U.S. 6th Circuit Court of Appeals
Save Our Cumberland Mountains v. Kempthorne (06/29/06 - No. 05-5663)
In an action brought by environmental groups challenging an agency's environmental assessment and decision-making in connection with a coal mining permit, summary judgment for the agency is affirmed over claims that: 1) an environmental assessment was deficient in failing to consider sufficient alternatives to a proposal; 2) the agency acted arbitrarily and capriciously in issuing a finding of no significant impact; and 3) the agency should have made the environmental assessment available for public comment 30 days before its final decision.
U.S. 10th Circuit Court of Appeals
The Ecology Ctr., Inc. v. US Forest Serv. (06/29/06 - No. 05-4101)
Dismissal of a complaint, challenging a project which would allow logging in a certain area and claiming that the project's Record of Decision did not comply with the National Environmental Policy Act (NEPA), the National Forest Management Act, and the APA, is reversed in part as to the National Forest Management Act claim where defendant's "exclusive application of the 1982 Rules and the failure to consider or mention the 'best available science' standard amounted to conduct that is arbitrary and capricious."
Supreme Court of California
Big Creek Lumber Co. v.

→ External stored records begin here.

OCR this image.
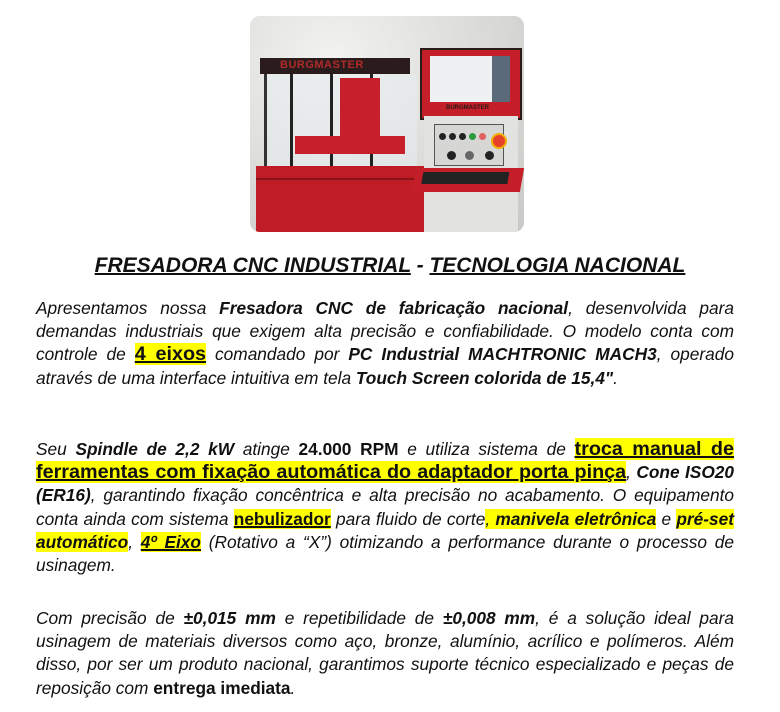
BURGMASTER
BURGMASTER
FRESADORA CNC INDUSTRIAL - TECNOLOGIA NACIONAL
Apresentamos nossa Fresadora CNC de fabricação nacional, desenvolvida para demandas industriais que exigem alta precisão e confiabilidade. O modelo conta com controle de 4 eixos comandado por PC Industrial MACHTRONIC MACH3, operado através de uma interface intuitiva em tela Touch Screen colorida de 15,4".
Seu Spindle de 2,2 kW atinge 24.000 RPM e utiliza sistema de troca manual de ferramentas com fixação automática do adaptador porta pinça, Cone ISO20 (ER16), garantindo fixação concêntrica e alta precisão no acabamento. O equipamento conta ainda com sistema nebulizador para fluido de corte, manivela eletrônica e pré-set automático, 4º Eixo (Rotativo a “X”) otimizando a performance durante o processo de usinagem.
Com precisão de ±0,015 mm e repetibilidade de ±0,008 mm, é a solução ideal para usinagem de materiais diversos como aço, bronze, alumínio, acrílico e polímeros. Além disso, por ser um produto nacional, garantimos suporte técnico especializado e peças de reposição com entrega imediata.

County of Santa Cruz (06/29/06 - No. S123659)
County zoning ordinances relating to the permissible locations for timber operations are not preempted by state forestry statutes.
California Appellate Districts
Turlock Irrigation Dist. v. Zanker (06/26/06 - No. F047094)
Judgment partially against a town in litigation concerning the scope of its right to receive treated water for domestic use and other needs of the town is affirmed where the trial court correctly found that the districts must continue to provide water to the town, but the reasonable cost of treating the water to make it suitable for domestic use may be passed through to the consumer.
Save Our Neighborhood v. Lishman (06/28/06 - No. C049525)
In a dispute involving a city's approval of a project for the construction of a hotel, gas station, and convenience store complex, a judgment denying plaintiffs' petition for writ of mandate is reversed where a city's reliance on an addendum to a mitigated negative declaration for the project violated the California Environmental Quality Act (CEQA).
Schneider v. California Coastal Comm'n (06/28/06 - No. B186149)
The Legislature has not recognized an ocean boater's "right to a view" of the coastline as a factor in regulating development.